JOB DESCRIPTION/MINIMUM REQUIREMENTS:
This role is for a senior AI/ML Engineer responsible for designing, building, and deploying AI-driven data reconciliation and automation solutions within a large-scale data migration program. The engineer will develop anomaly detection pipelines, automated validation workflows, and AI-assisted data mapping tools to improve data quality and accelerate migration processes. The role requires hands-on expertise with Azure-based AI/ML platforms and the ability to monitor model performance, manage drift, and ensure auditability in regulated environments. The candidate will collaborate with technical and business stakeholders, translate requirements into intelligent automation logic, and deliver executive-level insights through dashboards and reporting. Additionally, the engineer will mentor team members and support knowledge transfer to build internal AI capabilities.
Minimum Requirements:
Years | Skills/Experience |
6+ | Applied AI/ML pipeline development and deployment for large-scale data reconciliation programs; production experience building anomaly-detection, root-cause analysis, and exception classification models using PyTorch, Scikit-learn, and Azure Machine Learning in regulated financial or government environments |
6+ | Azure data platform engineering including Azure Databricks, Azure Data Factory, Azure Synapse Analytics, and Delta Lake; demonstrated ability to design automated, auditable reconciliation workflows eliminating manual row- and aggregate-level validation across multi-terabyte datasets |
10+ | Advanced T-SQL and PL/SQL development across SQL Server and Oracle including stored procedures, partition switching, columnstore indexing, and query optimization sustaining sub-second query response for high-volume ETL and dashboard workloads |
6+ | Rule-based exception classification pipelines and prioritized work queue construction; experience translating 30+ stakeholder control scenarios (finance, actuarial, risk) into automated validation logic, acceptance criteria, and agile backlog items |
4+ | Cloud-native ingestion pipeline engineering with Azure Data Factory, Azure Service Bus, and Azure Functions; schema validation, data lineage management with Azure Purview, and containerized microservice deployment via Docker, AKS, and Git-based CI/CD |
4+ | Production model monitoring and drift detection using Azure Monitor metrics and custom drift detectors; MLflow experiment tracking and gradient-boosting ensemble tuning ensuring validation models retain statistical power across evolving data volumes and product mixes |
We are an equal opportunity employer.
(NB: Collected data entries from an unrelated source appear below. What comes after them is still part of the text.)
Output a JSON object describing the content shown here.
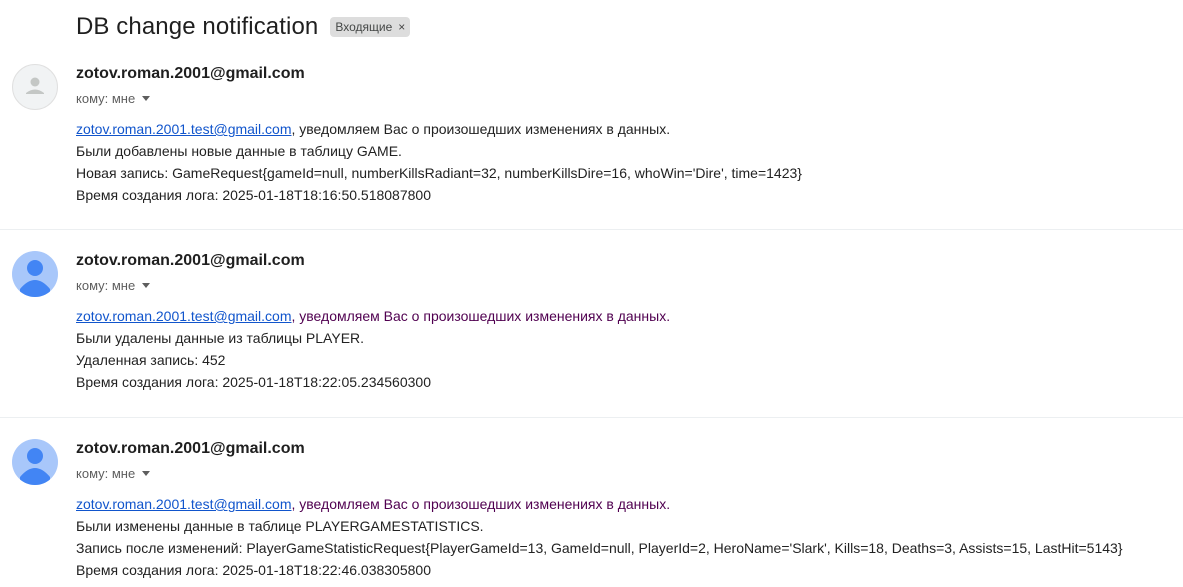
{
  "thread": {
    "subject": "DB change notification",
    "label": "Входящие",
    "label_remove": "×"
  },
  "messages": [
    {
      "avatar": "default-person-icon",
      "sender": "zotov.roman.2001@gmail.com",
      "recipient": "кому: мне",
      "link": "zotov.roman.2001.test@gmail.com",
      "greeting": ", уведомляем Вас о произошедших изменениях в данных.",
      "line2": "Были добавлены новые данные в таблицу GAME.",
      "line3": "Новая запись: GameRequest{gameId=null, numberKillsRadiant=32, numberKillsDire=16, whoWin='Dire', time=1423}",
      "line4": "Время создания лога: 2025-01-18T18:16:50.518087800"
    },
    {
      "avatar": "default-person-icon",
      "sender": "zotov.roman.2001@gmail.com",
      "recipient": "кому: мне",
      "link": "zotov.roman.2001.test@gmail.com",
      "greeting": ", уведомляем Вас о произошедших изменениях в данных.",
      "line2": "Были удалены данные из таблицы PLAYER.",
      "line3": "Удаленная запись: 452",
      "line4": "Время создания лога: 2025-01-18T18:22:05.234560300"
    },
    {
      "avatar": "default-person-icon",
      "sender": "zotov.roman.2001@gmail.com",
      "recipient": "кому: мне",
      "link": "zotov.roman.2001.test@gmail.com",
      "greeting": ", уведомляем Вас о произошедших изменениях в данных.",
      "line2": "Были изменены данные в таблице PLAYERGAMESTATISTICS.",
      "line3": "Запись после изменений: PlayerGameStatisticRequest{PlayerGameId=13, GameId=null, PlayerId=2, HeroName='Slark', Kills=18, Deaths=3, Assists=15, LastHit=5143}",
      "line4": "Время создания лога: 2025-01-18T18:22:46.038305800"
    }
  ],
  "colors": {
    "link": "#1155cc",
    "visited_text": "#500050",
    "avatar_blue": "#a8c7fa",
    "avatar_figure_blue": "#4285f4"
  }
}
All aspects of employment including the decision to hire, promote, discipline, or discharge, will be based on merit, competence, performance, and business needs. We do not discriminate on the basis of race, color, religion, marital status, age, national origin, ancestry, physical or mental disability, medical condition, pregnancy, genetic information, gender, sexual orientation, gender identity or expression, national origin, citizenship/ immigration status, veteran status, or any other status protected under federal, state, or local law.